By now she was a young woman of seventeen and ready for marriage. When Richard’s Queen Anne died in 1484, he was rumoured to be considering marriage with Elizabeth, his niece. But that would have been regarded as incestuous and forbidden by the Pope. To quash rumours, Richard felt it necessary to swear an oath in public that he had no such intentions.

Behind the scenes, possibly since the Summer of 1483, her mother and Lady Margaret Beaufort, mother of Henry Tudor, had made a secret pact for Elizabeth to marry Henry.  In December that year in exile in France, Henry made a public vow to marry Elizabeth. They were both great-great grandchildren of John of Gaunt, so fourth cousins, just on the boundary of degrees of separation allowed by the Pope. However, there was also the problem of Titulus Regius passed by Richard’s Parliament, which had declared Elizabeth and her siblings to be illegitimate. When Henry became King, he ordered that this Act be deleted from the record and all copies of it destroyed. One copy survived.

Elizabeth and Henry were married in January 1486 so by then Elizabeth can be described as the daughter, sister, niece and wife of Kings and, posthumously, the mother of a King.

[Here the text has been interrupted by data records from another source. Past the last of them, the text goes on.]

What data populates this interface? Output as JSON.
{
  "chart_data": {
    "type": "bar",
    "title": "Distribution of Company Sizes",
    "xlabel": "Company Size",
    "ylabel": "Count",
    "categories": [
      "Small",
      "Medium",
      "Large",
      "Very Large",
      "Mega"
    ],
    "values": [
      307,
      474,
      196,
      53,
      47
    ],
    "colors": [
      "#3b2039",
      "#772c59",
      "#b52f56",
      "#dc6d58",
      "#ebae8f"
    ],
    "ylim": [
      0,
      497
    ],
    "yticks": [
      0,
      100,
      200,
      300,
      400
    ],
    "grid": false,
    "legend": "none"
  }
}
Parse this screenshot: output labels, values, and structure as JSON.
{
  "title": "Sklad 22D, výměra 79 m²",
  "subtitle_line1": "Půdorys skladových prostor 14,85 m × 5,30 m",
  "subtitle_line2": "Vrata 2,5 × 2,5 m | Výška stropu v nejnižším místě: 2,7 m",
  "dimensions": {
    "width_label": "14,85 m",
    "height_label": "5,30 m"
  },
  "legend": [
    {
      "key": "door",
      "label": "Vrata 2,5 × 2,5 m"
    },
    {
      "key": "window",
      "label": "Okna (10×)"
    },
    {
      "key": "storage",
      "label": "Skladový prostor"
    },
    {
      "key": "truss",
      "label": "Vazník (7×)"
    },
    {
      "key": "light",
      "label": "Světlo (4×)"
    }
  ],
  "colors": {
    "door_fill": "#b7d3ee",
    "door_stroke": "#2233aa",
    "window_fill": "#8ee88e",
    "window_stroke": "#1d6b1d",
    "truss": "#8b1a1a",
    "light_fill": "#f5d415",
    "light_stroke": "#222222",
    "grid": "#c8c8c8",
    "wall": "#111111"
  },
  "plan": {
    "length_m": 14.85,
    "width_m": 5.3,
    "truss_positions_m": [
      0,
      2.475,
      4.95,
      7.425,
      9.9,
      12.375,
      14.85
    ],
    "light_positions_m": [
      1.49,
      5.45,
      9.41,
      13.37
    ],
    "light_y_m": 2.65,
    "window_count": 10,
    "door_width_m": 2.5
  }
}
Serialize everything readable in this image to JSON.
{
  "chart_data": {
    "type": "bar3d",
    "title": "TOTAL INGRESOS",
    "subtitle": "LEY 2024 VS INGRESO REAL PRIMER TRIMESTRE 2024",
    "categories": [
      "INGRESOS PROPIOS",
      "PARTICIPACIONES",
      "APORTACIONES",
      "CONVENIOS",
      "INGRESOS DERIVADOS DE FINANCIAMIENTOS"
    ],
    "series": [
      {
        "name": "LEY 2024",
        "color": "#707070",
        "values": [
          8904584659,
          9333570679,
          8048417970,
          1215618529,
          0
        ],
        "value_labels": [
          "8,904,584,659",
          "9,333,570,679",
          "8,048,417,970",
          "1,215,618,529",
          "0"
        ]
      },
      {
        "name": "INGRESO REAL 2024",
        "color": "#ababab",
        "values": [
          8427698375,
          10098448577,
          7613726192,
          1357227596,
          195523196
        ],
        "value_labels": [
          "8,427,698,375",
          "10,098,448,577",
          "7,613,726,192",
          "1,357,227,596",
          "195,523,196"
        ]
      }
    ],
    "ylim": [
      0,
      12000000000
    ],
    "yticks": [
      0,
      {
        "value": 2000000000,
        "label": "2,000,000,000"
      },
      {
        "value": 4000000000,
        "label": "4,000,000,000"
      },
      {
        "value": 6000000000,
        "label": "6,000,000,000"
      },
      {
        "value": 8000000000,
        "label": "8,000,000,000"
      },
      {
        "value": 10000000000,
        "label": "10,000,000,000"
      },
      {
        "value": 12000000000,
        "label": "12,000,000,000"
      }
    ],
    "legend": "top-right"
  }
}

Their first child, Arthur, was created Prince of Wales and, after lengthy negotiations, was married to Katherine of Aragon, daughter of Isabella and Ferdinand of Spain. Unfortunately, Arthur died a few months later leaving his younger brother Henry to become King after their father’s death.

One of Henry VIII’ first actions was to marry Katherine, his deceased brother’s widow and twenty years later the intimate details of her relationship with Prince Arthur became a matter for national debate and remain so to this day.

Elizabeth did not live to see her son crowned: she died on her 37th birthday shortly after giving birth to her seventh child. Her tomb is one of the most magnificent in Westminster Abbey. She was the last Plantagenet to sit on the throne of England.

Her granddaughter, also named Elizabeth, became one of England’s most famous monarchs.